После «вариаций» следуют три текста с характерными названиями «Я отказываюсь от идентификации», «Я предпочитаю стихи с пробелами» и «Я не могу сказать кто я такой». Кроме декларируемого отказа от идентичности («Фамилия моя / меньше, чем звучит»), в них всё ещё звучит тема болезненного поиска себя, хоть и безуспешного, выражающегося только внешним спокойствием («Я держусь за имя потому что оно мне подходит»). За ними следует кода, характерный структурный элемент для многих произведений Ротенберга. Это светлый, подводящий итог отказу от себя в пользу мира аккорд, «Чудо незримое» жизни.

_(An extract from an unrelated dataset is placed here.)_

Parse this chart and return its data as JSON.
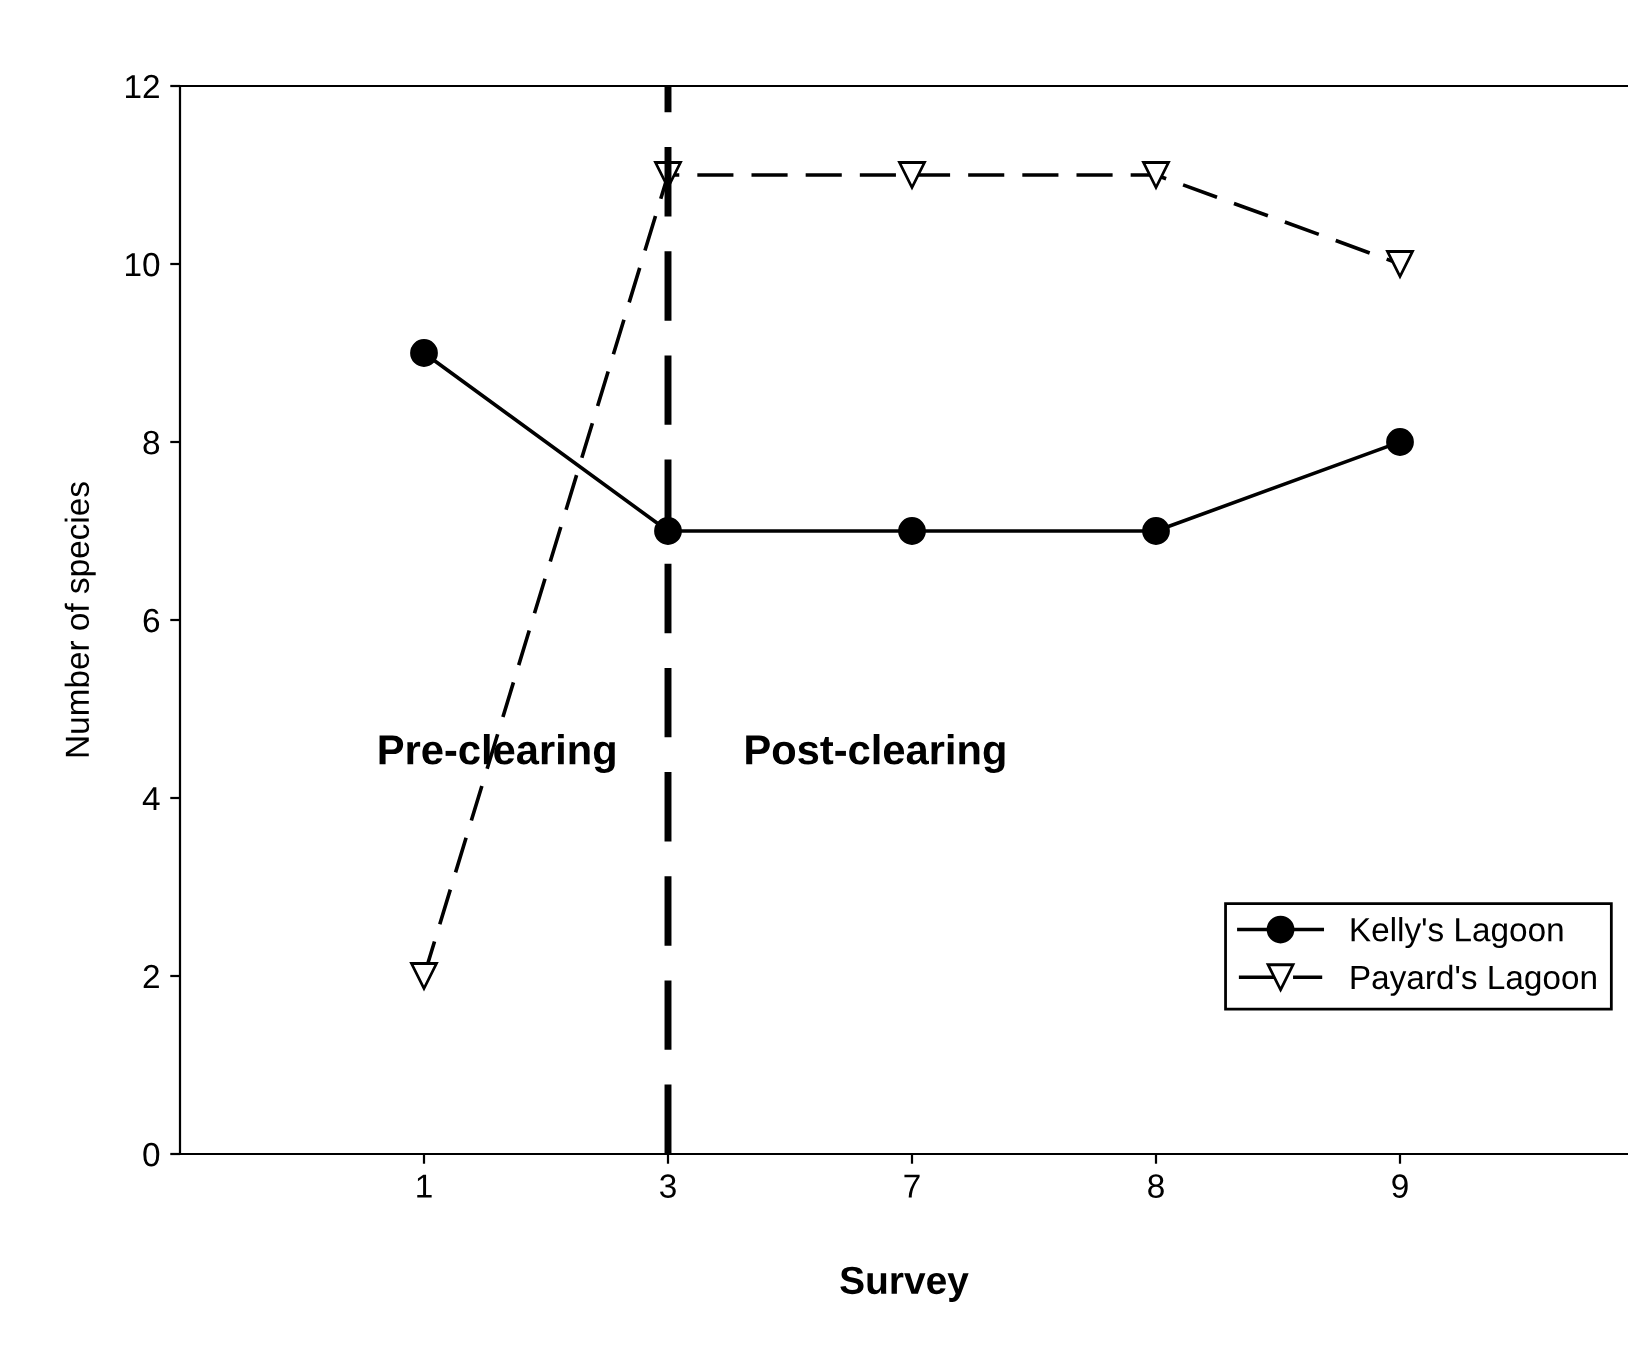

И затем – точечно фиксируя наблюдения лирического субъекта в стихотворениях из книги «Марсово поле», растворяя конкретное время и пространство Петербурга в безвременной «Русской иконе», в высшей степени абстрактных «Вариациях на тему Аршила Горки», в финале «Вариаций на тему Октавио Паса» лирическое «я» всё же приходит к тому, что «старое тщеславье, стянуло (его прим.) вниз». Завершают сборник стихи, посвящённые очищенной рефлексии над природой письма (см. «Книга о книге», «Маленькое стихотворение»).

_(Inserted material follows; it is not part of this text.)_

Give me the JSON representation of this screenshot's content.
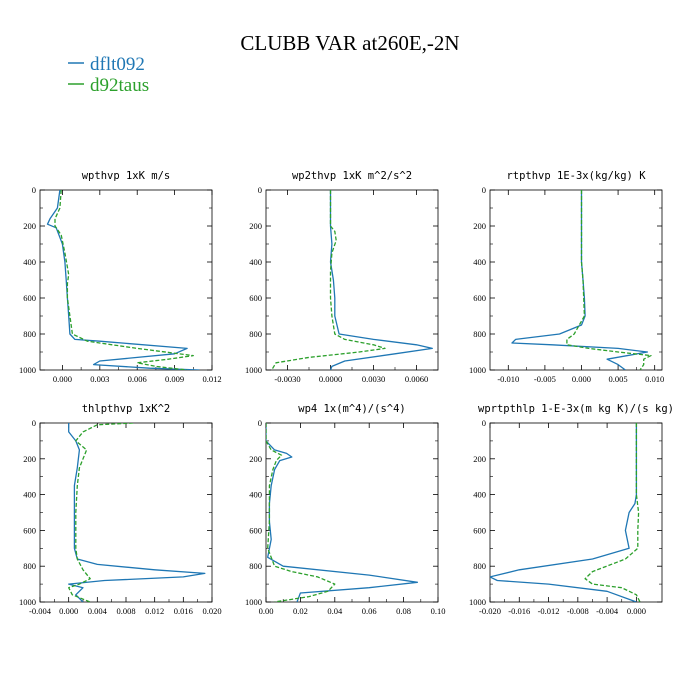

В коде финального для сборника цикла «В тени безумного царя», в котором этим «царём» видится не столько титулованный политик, сколько поэт (которому политика также не чужда: вспомним, кто «провозгласил себя / повелителем космоса» в «Триптихе») звучит утверждение, что «в грядущие времена безумный царь ожидает в мечтах что те кому он дорог с радостью вспомнят о нем & ангелы воспоют». И надежда эта не лишена оснований, ведь поэзия Ротенберга ясно говорит нам, что хотя «тьма может длиться, может быть вечной» существует «необходимость того, чтобы поэт был проводником света», о котором, конечно, вспомнят, особенно учитывая политическую, публичную силу его слова.
Сборник «Жестокая нирвана» – высказывание многогранное. Это высказывание о природе поэтического слова в спектре человеческой жизни: от самых ужасающих до самых прекрасных её проявлений. Высказывание о памяти и поиске пути к себе, пути к другим людям и культурам. Высказывание о противоречиях и этого пути, и жизни вокруг. Для его выражения поэт использует разнообразные, но от того не менее точные инструменты построения нарратива: он говорит через имена близких ему поэтов (вплоть до указания конкретных имён в скобках у принадлежащей им строки), видит прошлое глазами родственников, строит мир с помощью мифов: общественных и собственных. Ротенберг собирает мир по крупицам, которые рассыпаны в его сознании, в истории, в поэзии: во всём, чего касался человек. В этом смысле поэзия – инструмент, выбранный неслучайно: она – самый высокочувствительный датчик этих крупиц, датчик снов – Alcheringas. «Жестокая нирвана» – до прекрасного выверенный пример композиции этих снов Джерома Ротенберга: кошмарных и светлых.